In practice, some injections will get through your input filters. That's just reality. So you need to inspect what comes out the other side too. Check outputs against expected formats, scan for leaked system prompts or sensitive data, make sure tool calls stay within allowed boundaries, and run a separate classifier to flag suspicious responses. Think of it as a safety net for when your first line of defense has a bad day.

Third Layer: Privilege Separation

This one is huge and often overlooked. Follow the principle of least privilege religiously. Every agent and tool should have the absolute minimum permissions needed to do its job. Critical operations should always require explicit user confirmation — no matter what the model says. Scope network access, file system access, and API credentials as tightly as you can. And run your agents in sandboxed environments so a compromised model can't take down the whole system.

Putting It All Together: Defense in Depth

No single layer will save you. The real power comes from combining everything — input sanitization, output validation, privilege separation, monitoring, and rate limiting. Each layer catches what slips through the others. You want your security posture to degrade gracefully, not collapse like a house of cards when one defense fails.

python

class DefenseOrchestrator:
    def __init__(self):
        self.input_sanitizer = InputSanitizer()
        self.output_validator = OutputValidator()
        self.permission_checker = PermissionChecker()
        self.rate_limiter = RateLimiter(max_actions=10, window_seconds=60)

    async def process_request(self, user_input: str, context: dict) -> Response:
        # Layer 1: Input sanitization
        cleaned_input, risk_score = self.input_sanitizer.sanitize(user_input)
        if risk_score > 0.7:
            return Response.blocked("Input flagged as potential injection")

        # Layer 2: Rate limiting
        if not self.rate_limiter.allow(context["user_id"]):
            return Response.blocked("Rate limit exceeded")

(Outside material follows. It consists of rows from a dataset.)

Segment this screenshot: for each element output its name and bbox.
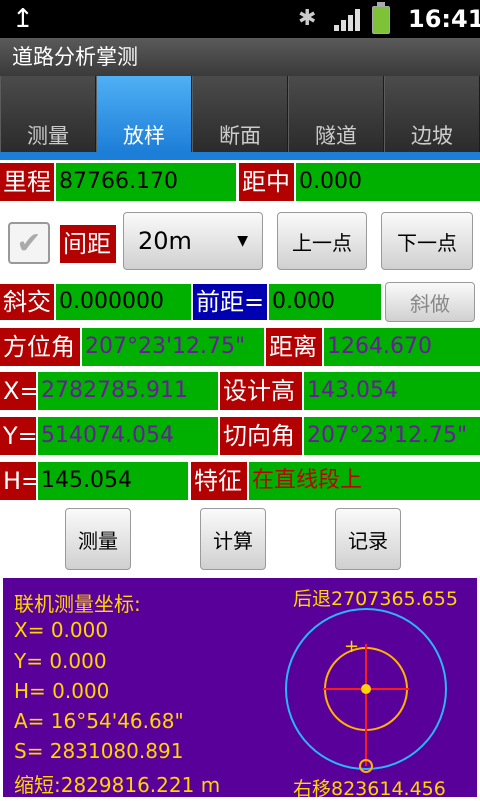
calculate-button[interactable]: 计算 [200,508,266,570]
tab-indicator [0,152,480,160]
tangent-angle-label: 切向角 [220,417,302,455]
online-x: X= 0.000 [14,618,109,642]
distance-label: 距离 [266,328,322,366]
prev-point-button[interactable]: 上一点 [277,212,367,270]
online-y: Y= 0.000 [14,649,107,673]
status-time: 16:41 [408,5,480,33]
h-field[interactable]: 145.054 [38,462,188,500]
tab-section[interactable]: 断面 [192,76,288,152]
y-value: 514074.054 [38,417,218,455]
skew-label: 斜交 [0,284,54,320]
feature-label: 特征 [191,462,247,500]
status-bar: ↥ ✱ 16:41 [0,0,480,38]
skew-field[interactable]: 0.000000 [56,284,191,320]
front-distance-field[interactable]: 0.000 [269,284,381,320]
online-a: A= 16°54'46.68" [14,709,184,733]
dropdown-icon: ▼ [237,233,248,249]
tab-slope[interactable]: 边坡 [384,76,480,152]
center-point [361,684,371,694]
next-point-button[interactable]: 下一点 [381,212,473,270]
distance-value: 1264.670 [324,328,480,366]
tab-measure[interactable]: 测量 [0,76,96,152]
x-label: X= [0,372,36,410]
skew-button[interactable]: 斜做 [385,282,475,322]
center-distance-label: 距中 [239,163,294,201]
tab-tunnel[interactable]: 隧道 [288,76,384,152]
plus-marker-icon: + [344,636,359,657]
online-title: 联机测量坐标: [14,592,141,616]
h-label: H= [0,462,36,500]
mileage-label: 里程 [0,163,54,201]
design-height-value: 143.054 [304,372,480,410]
upload-icon: ↥ [12,4,34,34]
signal-icon [334,9,360,31]
tab-stakeout[interactable]: 放样 [96,76,192,152]
battery-icon [372,2,390,34]
center-distance-field[interactable]: 0.000 [296,163,480,201]
azimuth-value: 207°23'12.75" [82,328,264,366]
interval-checkbox[interactable]: ✔ [8,222,50,264]
check-icon: ✔ [16,225,42,261]
interval-select[interactable]: 20m ▼ [123,212,263,270]
tab-bar: 测量 放样 断面 隧道 边坡 [0,76,480,152]
right-offset: 右移823614.456 [293,778,446,800]
app-title: 道路分析掌测 [0,38,480,76]
target-radar: + [285,608,447,773]
tangent-angle-value: 207°23'12.75" [304,417,480,455]
y-label: Y= [0,417,36,455]
interval-select-value: 20m [138,227,192,255]
interval-label: 间距 [60,225,116,263]
x-value: 2782785.911 [38,372,218,410]
online-short: 缩短:2829816.221 m [14,773,221,797]
bluetooth-icon: ✱ [298,6,317,31]
azimuth-label: 方位角 [0,328,80,366]
online-coordinates-panel: 联机测量坐标: X= 0.000 Y= 0.000 H= 0.000 A= 16… [3,578,477,800]
measure-button[interactable]: 测量 [65,508,131,570]
record-button[interactable]: 记录 [335,508,401,570]
online-s: S= 2831080.891 [14,739,184,763]
mileage-field[interactable]: 87766.170 [56,163,236,201]
online-h: H= 0.000 [14,679,110,703]
feature-value: 在直线段上 [249,462,480,500]
front-distance-label: 前距= [193,284,267,320]
design-height-label: 设计高 [220,372,302,410]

        # Layer 3: Generate response with constrained context
        response = await self.llm.generate(cleaned_input, context)

        # Layer 4: Output validation
        validated = self.output_validator.validate(response, context)
        if not validated.safe:
            return Response.blocked("Output failed safety validation")

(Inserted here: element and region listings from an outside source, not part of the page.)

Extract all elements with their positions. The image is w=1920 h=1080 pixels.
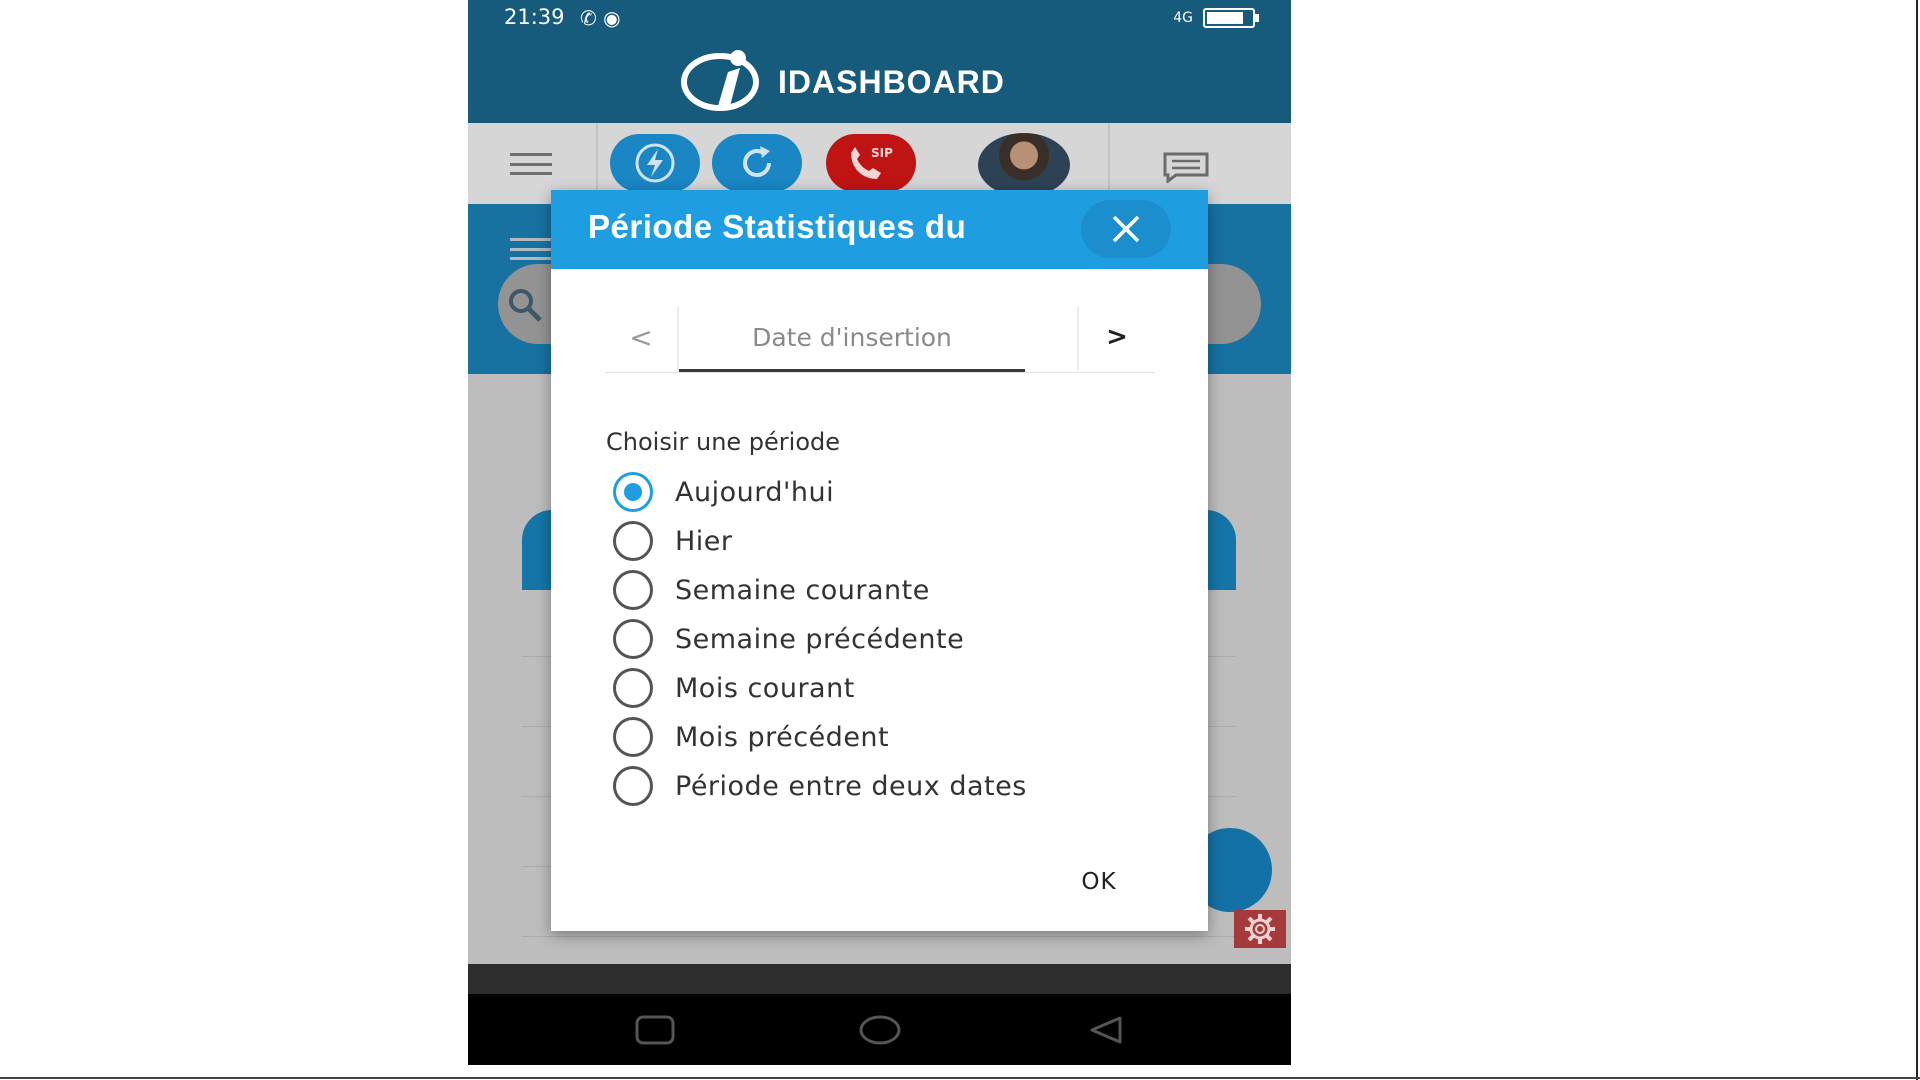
tab-active-indicator (679, 369, 1025, 372)
radio-button[interactable] (613, 717, 653, 757)
option-yesterday[interactable]: Hier (613, 519, 1153, 563)
refresh-icon (743, 146, 771, 177)
radio-button[interactable] (613, 668, 653, 708)
dialog-header: Période Statistiques du (551, 190, 1208, 269)
period-dialog: Période Statistiques du < Date d'inserti… (551, 190, 1208, 931)
option-today[interactable]: Aujourd'hui (613, 470, 1153, 514)
flash-icon (635, 143, 675, 183)
sip-phone-icon: SIP (851, 146, 893, 179)
radio-button[interactable] (613, 521, 653, 561)
logo-icon (681, 50, 759, 111)
gear-icon (1234, 910, 1286, 948)
right-border (1916, 0, 1918, 1080)
app-header: 21:39 ✆ ◉ 4G IDASHBOARD (468, 0, 1291, 123)
status-right: 4G (1173, 8, 1259, 28)
tab-next-button[interactable]: > (1079, 302, 1155, 372)
user-avatar[interactable] (978, 133, 1070, 197)
close-icon (1112, 215, 1140, 243)
period-label: Choisir une période (606, 428, 841, 456)
filter-menu-icon (510, 238, 552, 260)
back-icon[interactable] (1086, 1014, 1126, 1046)
option-label: Période entre deux dates (675, 770, 1027, 802)
option-previous-month[interactable]: Mois précédent (613, 715, 1153, 759)
flash-button[interactable] (610, 134, 700, 192)
option-label: Hier (675, 525, 733, 557)
tab-date-insertion[interactable]: Date d'insertion (679, 302, 1025, 372)
option-previous-week[interactable]: Semaine précédente (613, 617, 1153, 661)
radio-button[interactable] (613, 570, 653, 610)
tab-prev-button[interactable]: < (605, 302, 677, 372)
sip-call-button[interactable]: SIP (826, 134, 916, 192)
system-navigation-bar (468, 994, 1291, 1065)
date-type-tabs: < Date d'insertion > (605, 302, 1155, 373)
option-label: Mois courant (675, 672, 855, 704)
option-label: Semaine courante (675, 574, 930, 606)
radio-button[interactable] (613, 619, 653, 659)
dialog-title: Période Statistiques du (588, 208, 967, 245)
refresh-button[interactable] (712, 134, 802, 192)
sip-label: SIP (871, 146, 893, 160)
close-button[interactable] (1081, 200, 1171, 258)
option-label: Semaine précédente (675, 623, 965, 655)
option-current-month[interactable]: Mois courant (613, 666, 1153, 710)
option-label: Aujourd'hui (675, 476, 835, 508)
brand: IDASHBOARD (678, 48, 1005, 116)
bottom-bar (468, 964, 1291, 994)
battery-icon (1203, 8, 1259, 28)
status-time: 21:39 (504, 5, 565, 29)
recent-apps-icon[interactable] (634, 1014, 676, 1046)
menu-icon[interactable] (510, 153, 552, 175)
phone-screen: 21:39 ✆ ◉ 4G IDASHBOARD SIP Période Stat… (468, 0, 1291, 1065)
bottom-border (0, 1077, 1920, 1079)
brand-name: IDASHBOARD (778, 63, 1005, 100)
search-icon (509, 289, 542, 322)
option-date-range[interactable]: Période entre deux dates (613, 764, 1153, 808)
ok-button[interactable]: OK (1051, 860, 1147, 904)
home-icon[interactable] (858, 1014, 902, 1046)
option-current-week[interactable]: Semaine courante (613, 568, 1153, 612)
option-label: Mois précédent (675, 721, 890, 753)
radio-button[interactable] (613, 472, 653, 512)
call-and-messenger-icon: ✆ ◉ (580, 6, 621, 30)
radio-button[interactable] (613, 766, 653, 806)
signal-icon: 4G (1173, 10, 1193, 26)
chat-icon[interactable] (1162, 151, 1210, 183)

        # Layer 5: Permission check for any tool calls
        for tool_call in response.tool_calls:
            if not self.permission_checker.allowed(tool_call, context):
                return Response.blocked(f"Unauthorized action: {tool_call.name}")

        return validated.response

The full defense orchestrator — five layers working together to keep things locked down

Monitoring: Your Eyes and Ears

Even with all these defenses, you need eyes on the system. Log every input, output, and tool call for post-hoc analysis. Set up alerts for the weird stuff — unusually long inputs, unexpected tool calls, one user hammering your API, or outputs containing patterns that look like leaked secrets. And build circuit breakers into your system. When something goes wrong, you want to instantly revoke agent permissions and fall back to safe defaults. Don't wait for a human to notice.

Warning

Don't rely on the LLM itself to detect prompt injection. The same thing that makes models vulnerable — their eagerness to follow instructions in context — also makes them terrible judges of whether their own context has been compromised.

What's Next?

The cat-and-mouse game between attackers and defenders will keep evolving as LLMs get more capable and more deeply woven into critical systems. There's promising research happening — formal verification of LLM outputs, hardware-level isolation for AI workloads, and architectures that fundamentally separate instruction processing from data processing. But we're not there yet. For now, defense in depth is your best bet. Layer your defenses, assume each one will eventually fail, and design your system to handle that gracefully.